Most people have heard about the risks of Web cookies in the context of user privacy. Advertisers such as DoubleClick use cookies to track users and deliver targeted advertising, drawing significant media attention (see Hal Berghel's "Caustic Cookies, Communications, May 2001). But cookies are also used to authenticate users to personalized services, which is at least as risky as using cookies to track users.
A cookie is a key/value pair sent to a browser by a Web server to capture the current state of a Web session. The browser automatically includes the cookie in subsequent requests. Servers can specify an expiration date for a cookie, but the browser is not guaranteed to discard the cookie. Because there are few restrictions on their contents, cookies are highly flexible and easily misused.

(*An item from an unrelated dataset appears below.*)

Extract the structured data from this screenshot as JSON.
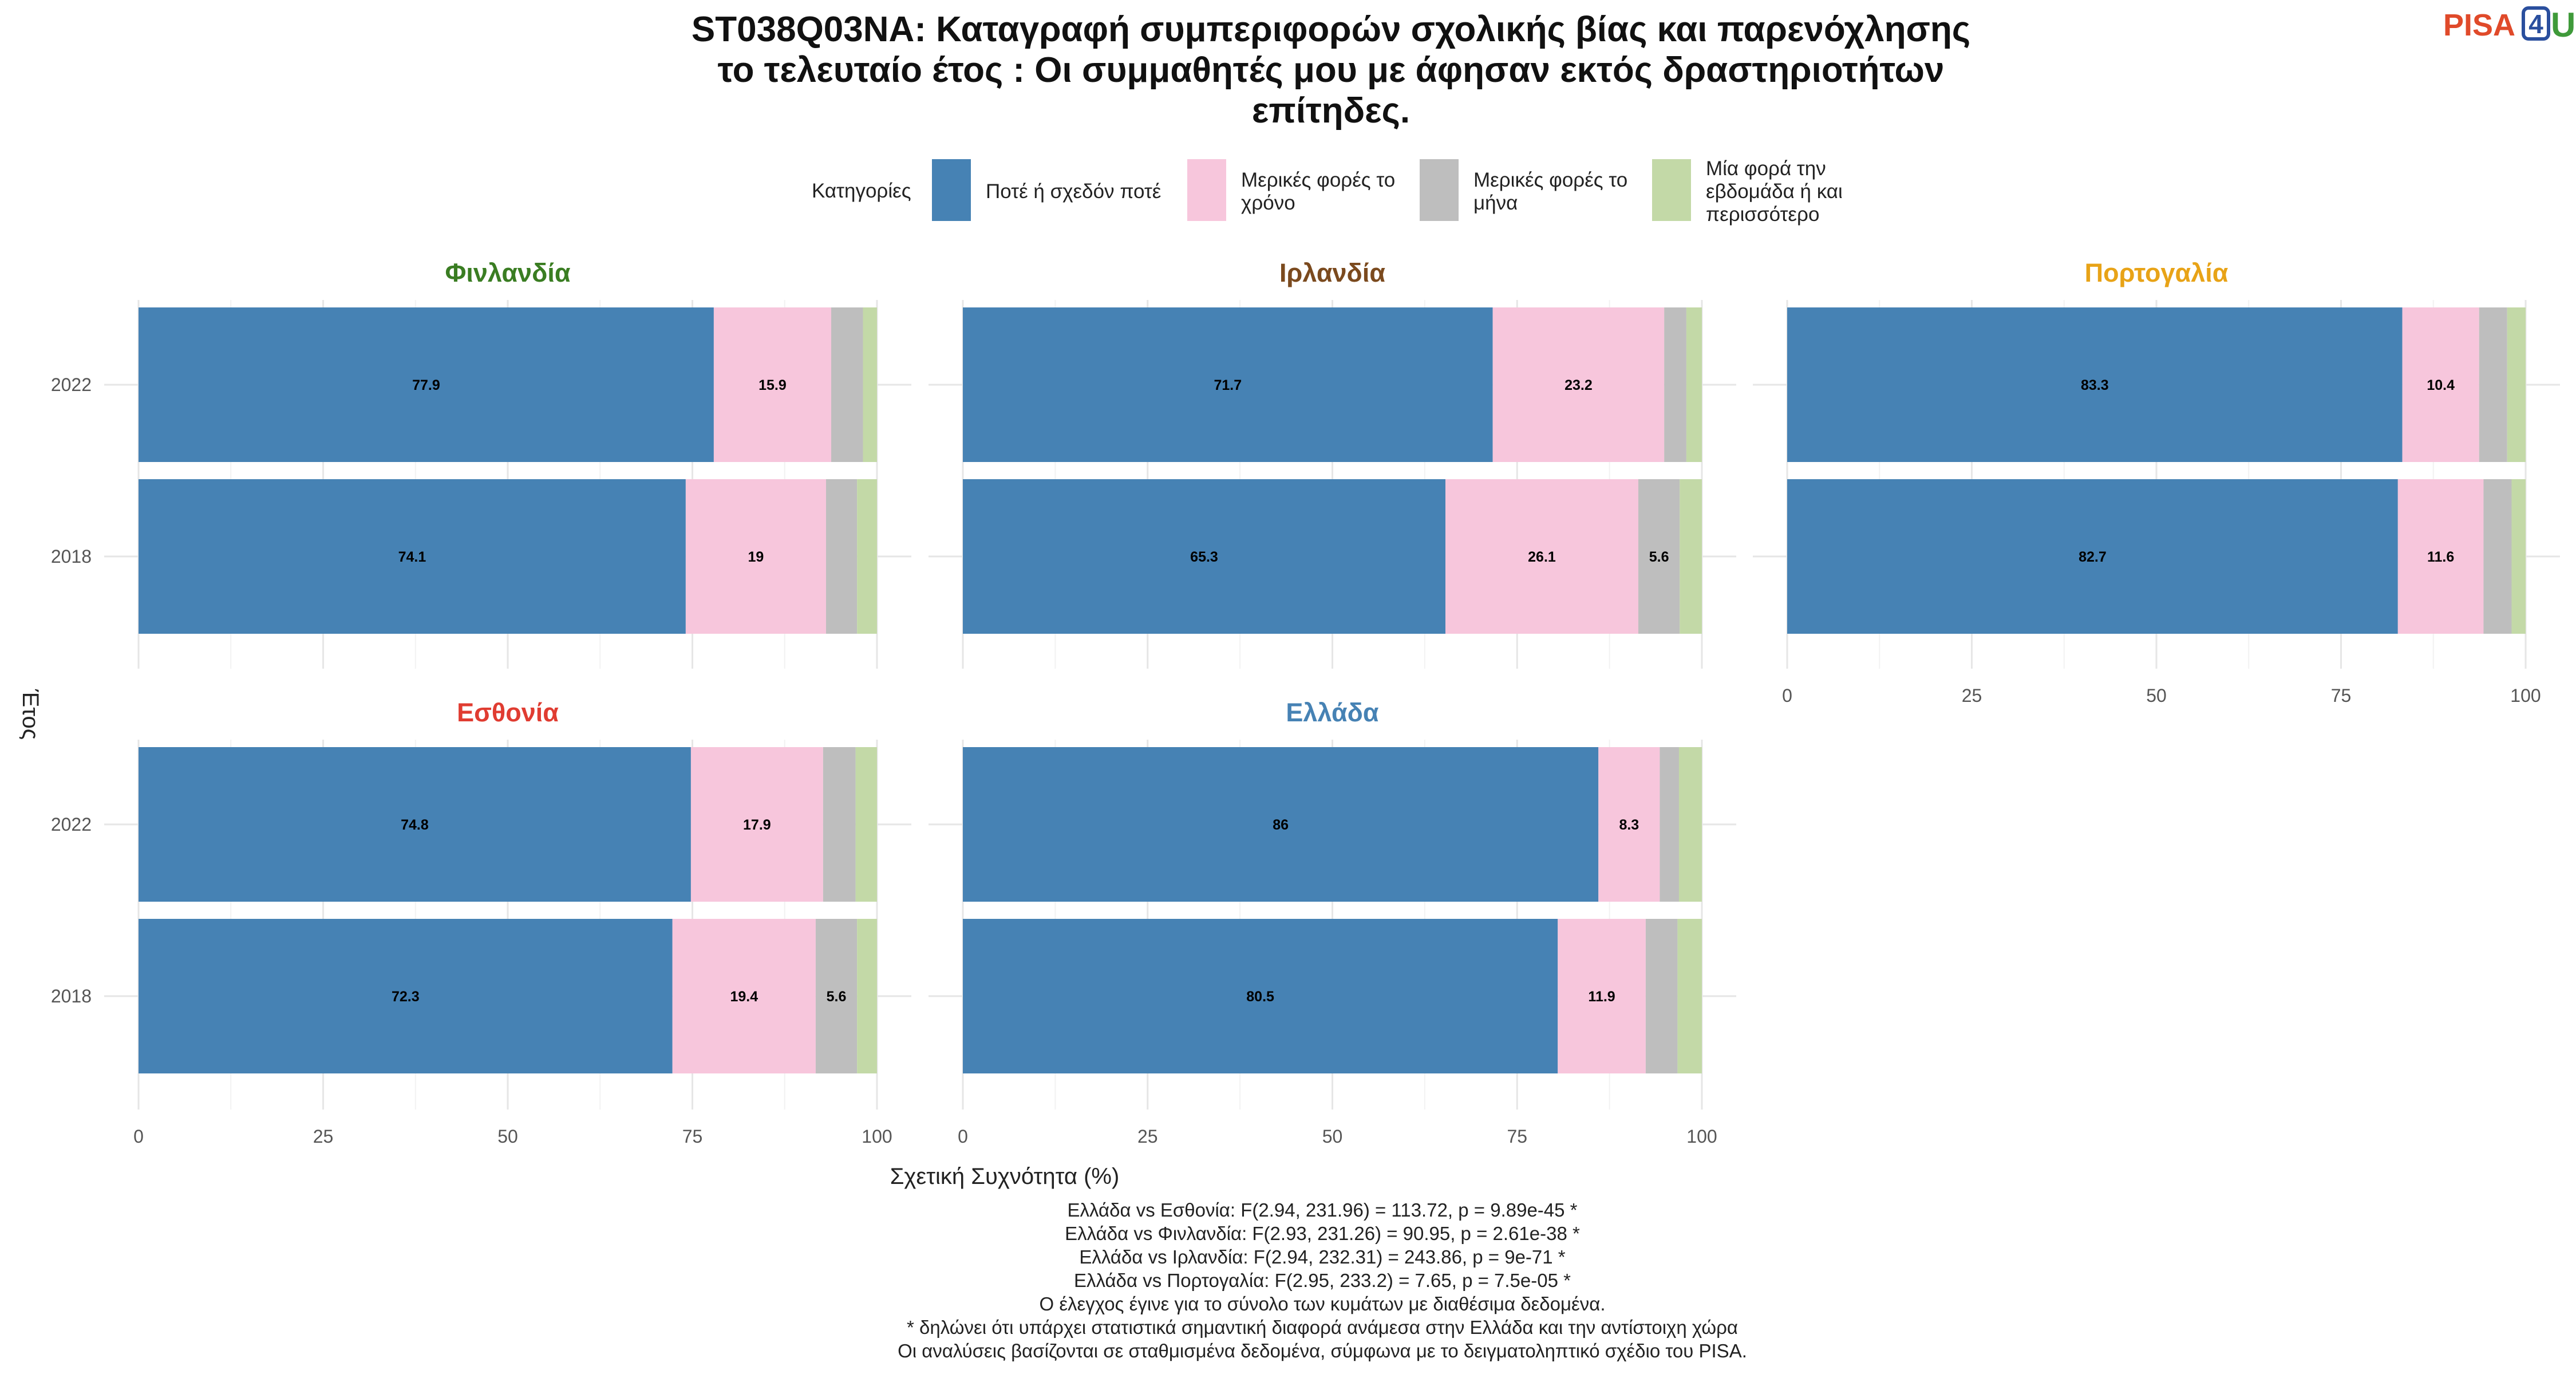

An advertiser can track a user's movements between Web sites because the first banner advertisement presented can set a cookie containing a unique identifier. As subsequent advertisements are read, the advertiser can construct a profile about a user based on the cookies it receives from the user. Cookies can also authenticate users for multistep Web transactions. For example, WSJ.com sets a cookie to identify users when they log in. This allows users to download content from WSJ.com without having to reenter a password. E-commerce sites like Amazon.com use cookies to associate you with a shopping cart. In all cases, a valid cookie will grant access to data about you, but the information protected by an authentication cookie is especially sensitive. Unlike tracking cookies, authentication cookies must be protected from both exposure and forgery.
Unfortunately, cookies were not designed with these protections in mind. For example, there is no standard mechanism to establish the integrity of a cookie returned by a browser, so a server must provide its own method. As might be expected, some servers use much better methods than others. The cookie specification also relies heavily on the cooperation of the user and the browser for correct operation. Despite the lack of security in the design of cookies, their flexibility makes them highly attractive for authentication. This is especially true in comparison to mechanisms such as HTTP Basic Authentication or SSL that have fixed requirements, are not extensible, and are confusing to users. Thus, cookie-based authentication is very popular and often insecure, allowing anything from extension of privileges to the impersonation of users.
Most sites do not use cryptography to prevent forgery of cookie-based authenticators. The unsafe practice of storing usernames or ID numbers in cookies illustrates this. In such a scheme, anyone can impersonate a user by substituting the victim's username or ID number in the cookie. Even schemes that do use cryptography often crumble under weak cryptanalytic attacks. Designing a secure cookie-based authentication mechanism is difficult because the cookie interface is not amenable to strong challenge-response protocols. Thus, many designers without clear security requirements invent weak, home-brewed authentication schemes (K. Fu et al., "Dos and Don'ts of Client Authentication on the Web," Proc. of 10th USENIX Security Symposium, Aug. 2001).
Many sites also rely on cookie expiration to automatically terminate a login session. However, cookies can be modified by users to extend expiration times. Furthermore, most HTTP exchanges do not use SSL to protect against eavesdropping; anyone on the network between the two computers can overhear the traffic. Unless a server takes stronger precautions, an eavesdropper can steal and reuse a cookie, impersonating a user indefinitely.
These examples illustrate just a few of the common problems with cookie-based authentication. Web site designers must bear these risks in mind, especially when implementing privacy policies and designing Web sites. Although there is currently no consensus on the best design practices for a cookie authentication scheme, we offer some guidance in "Dos and Don'ts of Client Authentication on the Web." To protect against the exposure of your own personal data, the best (albeit extreme) defense is to avoid shopping online or registering with online services. Disabling cookies makes any use of cookies a conscious decision (cookies must be reenabled) and prevents any implicit data collection. Unfortunately, today's cookie technology offers no palatable solution for users to securely access personalized Web sites.